The U.S. has maintained a "calculated ambiguity" policy that warns potential adversaries that a chemical or biological attack against the U.S. or its allies will prompt a "overwhelming and devastating" response. The policy deliberately leaves open the question of whether the U.S. would respond to a chemical attempt with nuclear retaliation. Commentators have noted that this policy gives policymakers more flexibility, at the possible cost of decreased strategic unpreparedness.
Although herbicidal warfare use chemical substances, its main purpose is to disrupt agricultural food production and/or to destroy plants which provide cover or concealment to the enemy.
The use of herbicides as a chemical weapon by the U.S. military during the Vietnam War has left tangible, long-term impacts upon the Vietnamese people that live in Vietnam. For instance, it led to 3 million Vietnamese people suffering health problems, one million birth defects caused directly by exposure to Agent Orange, and 24% of the area of Vietnam being defoliated. The United States fought secret wars in Laos and Cambodia, dropping large quantities of Agent Orange in each of those countries. According on one estimate, the U.S. dropped 475,500 US gallons (1,800,000 l) of Agent Orange in Laos and 40,900 US gallons (155,000 l) in Cambodia.
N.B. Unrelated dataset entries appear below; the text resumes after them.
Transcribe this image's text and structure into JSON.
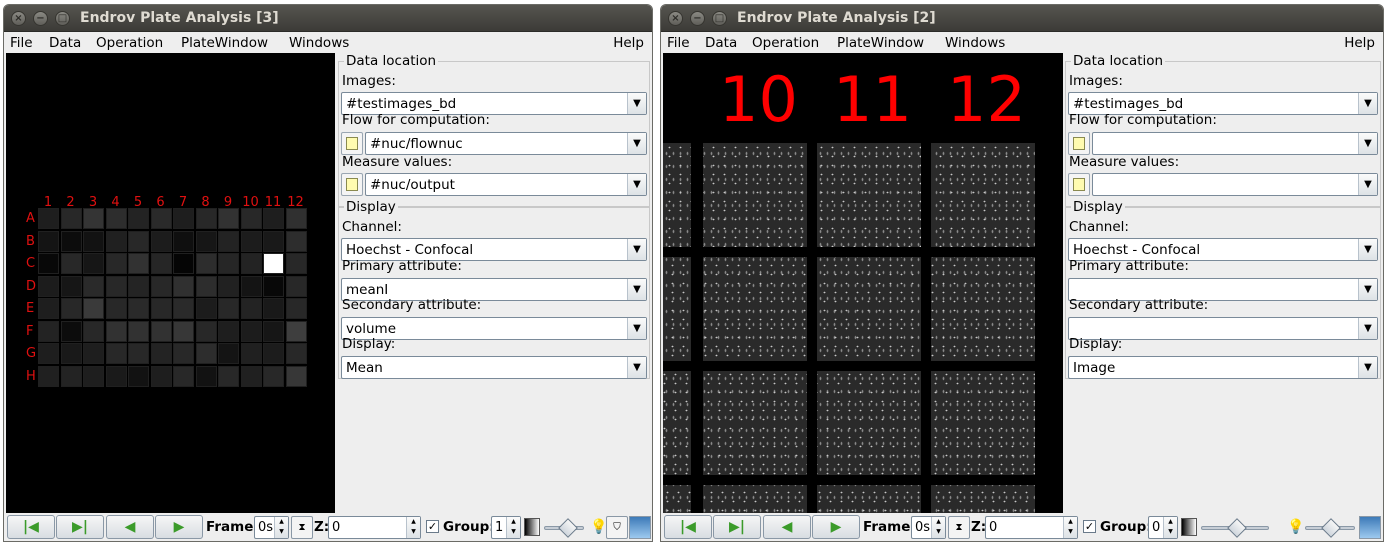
{
  "windows": [
    {
      "title": "Endrov Plate Analysis [3]",
      "menu": [
        "File",
        "Data",
        "Operation",
        "PlateWindow",
        "Windows"
      ],
      "help": "Help",
      "columns": [
        "1",
        "2",
        "3",
        "4",
        "5",
        "6",
        "7",
        "8",
        "9",
        "10",
        "11",
        "12"
      ],
      "rows": [
        "A",
        "B",
        "C",
        "D",
        "E",
        "F",
        "G",
        "H"
      ],
      "heatmap": [
        [
          30,
          40,
          52,
          45,
          35,
          42,
          30,
          40,
          50,
          40,
          30,
          48
        ],
        [
          20,
          12,
          18,
          32,
          40,
          28,
          15,
          22,
          35,
          28,
          25,
          45
        ],
        [
          8,
          40,
          22,
          40,
          50,
          38,
          5,
          45,
          38,
          35,
          255,
          40
        ],
        [
          28,
          22,
          42,
          40,
          36,
          40,
          48,
          45,
          33,
          20,
          8,
          40
        ],
        [
          30,
          40,
          58,
          40,
          42,
          40,
          42,
          28,
          40,
          35,
          25,
          40
        ],
        [
          35,
          12,
          40,
          50,
          50,
          50,
          55,
          40,
          30,
          28,
          22,
          62
        ],
        [
          30,
          25,
          30,
          40,
          40,
          35,
          40,
          45,
          20,
          32,
          28,
          40
        ],
        [
          32,
          35,
          30,
          26,
          18,
          30,
          40,
          18,
          40,
          32,
          40,
          55
        ]
      ],
      "data_location_title": "Data location",
      "images_label": "Images:",
      "images_value": "#testimages_bd",
      "flow_label": "Flow for computation:",
      "flow_value": "#nuc/flownuc",
      "measure_label": "Measure values:",
      "measure_value": "#nuc/output",
      "display_title": "Display",
      "channel_label": "Channel:",
      "channel_value": "Hoechst - Confocal",
      "primary_label": "Primary attribute:",
      "primary_value": "meanI",
      "secondary_label": "Secondary attribute:",
      "secondary_value": "volume",
      "display_label": "Display:",
      "display_value": "Mean",
      "frame_label": "Frame:",
      "frame_value": "0s",
      "z_label": "Z:",
      "z_value": "0",
      "group_label": "Group:",
      "group_value": "1"
    },
    {
      "title": "Endrov Plate Analysis [2]",
      "menu": [
        "File",
        "Data",
        "Operation",
        "PlateWindow",
        "Windows"
      ],
      "help": "Help",
      "big_columns": [
        "10",
        "11",
        "12"
      ],
      "data_location_title": "Data location",
      "images_label": "Images:",
      "images_value": "#testimages_bd",
      "flow_label": "Flow for computation:",
      "flow_value": "",
      "measure_label": "Measure values:",
      "measure_value": "",
      "display_title": "Display",
      "channel_label": "Channel:",
      "channel_value": "Hoechst - Confocal",
      "primary_label": "Primary attribute:",
      "primary_value": "",
      "secondary_label": "Secondary attribute:",
      "secondary_value": "",
      "display_label": "Display:",
      "display_value": "Image",
      "frame_label": "Frame:",
      "frame_value": "0s",
      "z_label": "Z:",
      "z_value": "0",
      "group_label": "Group:",
      "group_value": "0"
    }
  ]
}
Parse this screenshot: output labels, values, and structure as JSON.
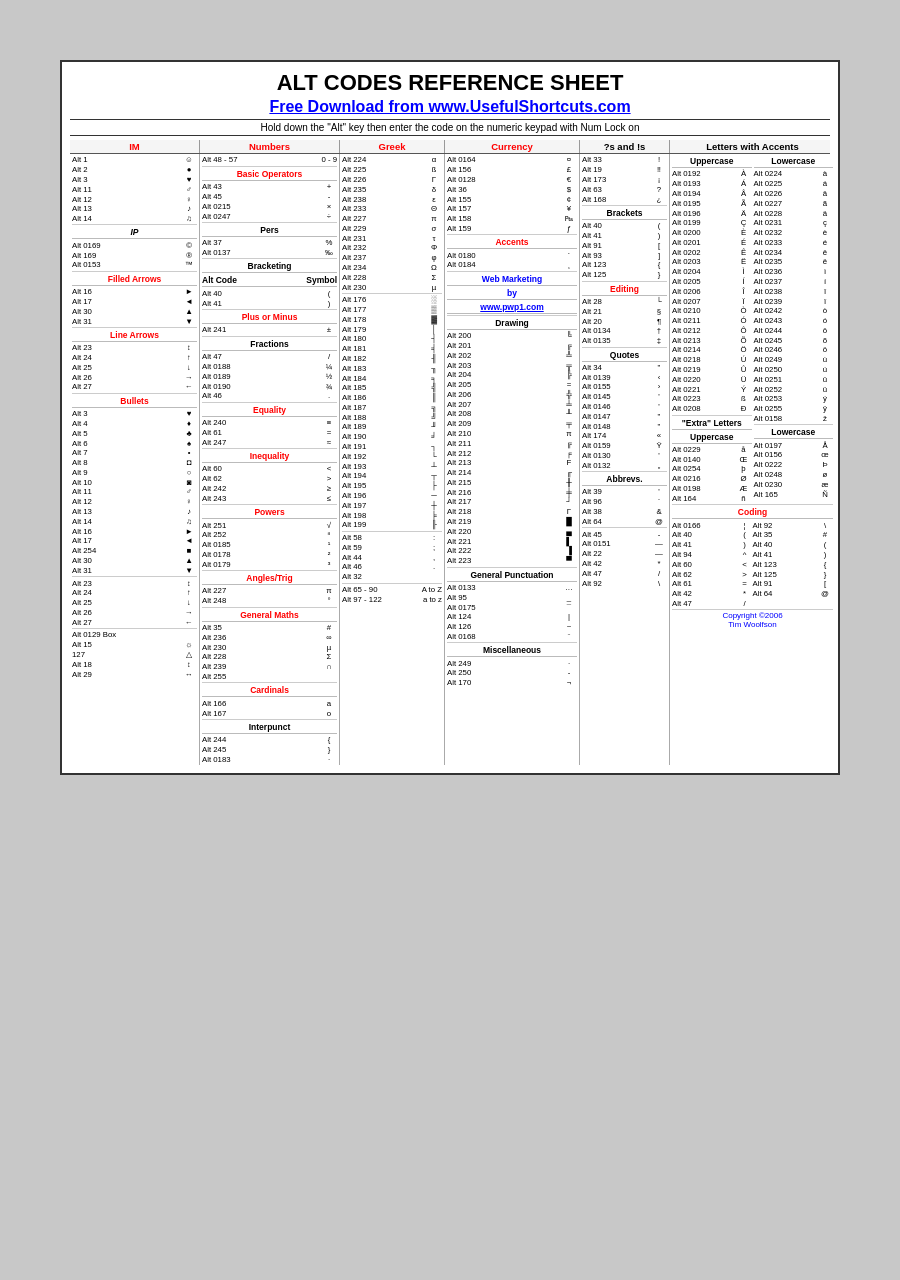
{
  "title": "ALT CODES REFERENCE SHEET",
  "subtitle": "Free Download from www.UsefulShortcuts.com",
  "instruction": "Hold down the \"Alt\" key then enter the code on the numeric keypad with Num Lock on",
  "copyright": "Copyright ©2006",
  "author": "Tim Woolfson",
  "columns": {
    "col1_header": "IM",
    "col2_header": "Numbers",
    "col3_header": "Greek",
    "col4_header": "Currency",
    "col5_header": "?s and !s",
    "col6_header": "Letters with Accents"
  }
}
Because Laos and Cambodia were neutral during the Vietnam War, the U.S. attempted to keep secret its wars, including its bombing campaigns against those countries, from the American population and has largely avoided recognizing the debilitating effects on the people exposed at the time and the major birth defects caused for generations that followed. It also avoided compensating American veterans and CIA personnel stationed in Cambodia and Laos who suffered permanent injuries as a result of exposure to Agent Orange there.